彼女を理解するには会話の成立、意思の疎通、真意の汲み取りが重要だからな。まずは歩み寄るための準備が必要だ。
今日の感じだと、幸い咲夜さんに嫌われているような感じではなさそうだし、お互いの理解が出来れば咲夜さんと……。あんなことやこんなことを……。
…………。
「……うわあああああああ!!!」
すまん。取り乱した。ただの思春期の高校生の男子の妄想だから許してくれ。これは健全な行為なんだ。いわば精神統一と同じ。……ふう。よし落ち着いたぞ。それじゃあ気を取り直して書いていこうか。

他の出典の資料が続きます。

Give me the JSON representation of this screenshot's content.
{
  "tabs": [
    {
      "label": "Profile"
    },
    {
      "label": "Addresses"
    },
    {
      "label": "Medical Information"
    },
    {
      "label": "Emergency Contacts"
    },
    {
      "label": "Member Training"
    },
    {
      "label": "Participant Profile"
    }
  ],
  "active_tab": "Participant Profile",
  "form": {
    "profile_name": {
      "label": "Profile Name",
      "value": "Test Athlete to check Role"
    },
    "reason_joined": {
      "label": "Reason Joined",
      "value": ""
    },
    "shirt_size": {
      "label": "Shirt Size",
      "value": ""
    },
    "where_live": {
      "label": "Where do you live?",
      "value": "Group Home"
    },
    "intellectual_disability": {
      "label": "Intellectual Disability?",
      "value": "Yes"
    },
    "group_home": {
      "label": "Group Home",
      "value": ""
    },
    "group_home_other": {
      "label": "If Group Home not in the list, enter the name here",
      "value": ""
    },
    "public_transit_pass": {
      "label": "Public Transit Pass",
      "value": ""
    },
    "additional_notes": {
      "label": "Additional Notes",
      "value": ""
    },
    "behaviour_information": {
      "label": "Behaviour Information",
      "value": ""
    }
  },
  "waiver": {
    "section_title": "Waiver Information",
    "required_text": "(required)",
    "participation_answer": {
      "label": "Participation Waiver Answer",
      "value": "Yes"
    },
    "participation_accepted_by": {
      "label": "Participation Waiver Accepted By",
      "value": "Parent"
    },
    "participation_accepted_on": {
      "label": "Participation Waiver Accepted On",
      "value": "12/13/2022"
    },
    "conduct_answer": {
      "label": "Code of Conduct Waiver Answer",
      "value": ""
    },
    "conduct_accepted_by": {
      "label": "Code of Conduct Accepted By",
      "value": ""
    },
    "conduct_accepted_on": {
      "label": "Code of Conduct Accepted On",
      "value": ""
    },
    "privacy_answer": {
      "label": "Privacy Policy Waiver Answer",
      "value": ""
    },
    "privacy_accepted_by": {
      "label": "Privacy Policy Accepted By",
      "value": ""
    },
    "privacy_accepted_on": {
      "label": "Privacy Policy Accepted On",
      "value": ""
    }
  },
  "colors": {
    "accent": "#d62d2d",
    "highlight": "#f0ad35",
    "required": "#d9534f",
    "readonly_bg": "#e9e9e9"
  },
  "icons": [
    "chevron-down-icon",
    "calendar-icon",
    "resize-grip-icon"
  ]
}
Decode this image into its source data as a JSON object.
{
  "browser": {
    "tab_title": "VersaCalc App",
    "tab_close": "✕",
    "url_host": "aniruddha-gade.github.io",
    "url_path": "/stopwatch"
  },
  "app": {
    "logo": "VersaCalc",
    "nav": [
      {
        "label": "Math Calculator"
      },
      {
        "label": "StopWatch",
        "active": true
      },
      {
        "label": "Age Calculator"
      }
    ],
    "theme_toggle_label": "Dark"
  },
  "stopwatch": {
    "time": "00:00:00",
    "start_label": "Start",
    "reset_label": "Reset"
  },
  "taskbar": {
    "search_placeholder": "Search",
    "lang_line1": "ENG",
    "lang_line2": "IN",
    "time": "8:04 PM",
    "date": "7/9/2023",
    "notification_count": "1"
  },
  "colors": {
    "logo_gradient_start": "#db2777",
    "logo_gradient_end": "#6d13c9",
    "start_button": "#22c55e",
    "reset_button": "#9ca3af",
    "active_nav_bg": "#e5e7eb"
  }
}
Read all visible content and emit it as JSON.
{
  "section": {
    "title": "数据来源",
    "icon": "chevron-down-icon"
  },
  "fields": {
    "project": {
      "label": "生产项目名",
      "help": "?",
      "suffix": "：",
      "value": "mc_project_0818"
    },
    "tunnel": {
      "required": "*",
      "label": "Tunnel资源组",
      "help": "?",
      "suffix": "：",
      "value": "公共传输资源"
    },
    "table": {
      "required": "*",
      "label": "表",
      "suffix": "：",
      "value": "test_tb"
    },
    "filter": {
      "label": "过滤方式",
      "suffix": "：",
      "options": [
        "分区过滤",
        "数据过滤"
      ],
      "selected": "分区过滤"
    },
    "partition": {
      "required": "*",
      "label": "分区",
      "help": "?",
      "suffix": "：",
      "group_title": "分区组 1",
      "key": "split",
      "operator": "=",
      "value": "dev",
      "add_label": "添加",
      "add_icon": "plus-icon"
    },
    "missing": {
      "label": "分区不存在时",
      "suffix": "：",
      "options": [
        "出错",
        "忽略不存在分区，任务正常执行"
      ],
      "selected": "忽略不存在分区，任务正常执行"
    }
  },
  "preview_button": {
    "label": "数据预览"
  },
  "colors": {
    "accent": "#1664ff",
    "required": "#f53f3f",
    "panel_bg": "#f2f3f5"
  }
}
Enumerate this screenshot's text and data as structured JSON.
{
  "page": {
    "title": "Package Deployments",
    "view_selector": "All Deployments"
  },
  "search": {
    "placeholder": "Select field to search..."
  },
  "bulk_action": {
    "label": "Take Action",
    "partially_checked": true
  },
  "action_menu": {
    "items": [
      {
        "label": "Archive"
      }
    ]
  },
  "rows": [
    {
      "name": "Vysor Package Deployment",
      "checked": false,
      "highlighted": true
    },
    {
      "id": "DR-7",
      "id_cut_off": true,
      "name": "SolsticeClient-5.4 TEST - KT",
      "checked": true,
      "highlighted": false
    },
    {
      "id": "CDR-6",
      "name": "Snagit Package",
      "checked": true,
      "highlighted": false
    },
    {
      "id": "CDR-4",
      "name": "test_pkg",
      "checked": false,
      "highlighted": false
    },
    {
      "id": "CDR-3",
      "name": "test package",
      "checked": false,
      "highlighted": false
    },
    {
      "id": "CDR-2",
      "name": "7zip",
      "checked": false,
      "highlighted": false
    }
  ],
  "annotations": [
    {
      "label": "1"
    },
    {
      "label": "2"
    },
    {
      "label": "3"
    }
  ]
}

オレは空白の魔導書を取り出す。表紙がピンクのものを選んだのは学校の咲夜さんとは違い、家ではかなり楽しそうにしゃべるギャップが可愛いからだ。
そのまま表紙に『咲夜さん攻略本』とマジックで大きく書いておく。
……何やってんだこれ?
我ながら恥ずかしいことをしている認識はあるが、仕方ないことなんだ。オレがこのギルドで生きていくためには必要なことだから。
【咲夜さん用語集】
大天使スカーレット=ナイト様⇒詳細不明
魔王⇒おそらく学校生活の事
ソロ⇒おそらく1人で生活する事
パーティー⇒同居
ギルド⇒家
騎士の誓い⇒違えてはいけない約束事
作戦会議室⇒リビング
空白の魔導書⇒ノートやメモ帳
今分かるのは、こんなものか……?それにしても……。
「さっぱり分からん」
そして攻略本を閉じてベッドに入る。まだまだ魔王を倒すのには時間がある。何とかそれまでに咲夜さんを攻略してみせるぞ!と意気込みながら眠りにつくのだった。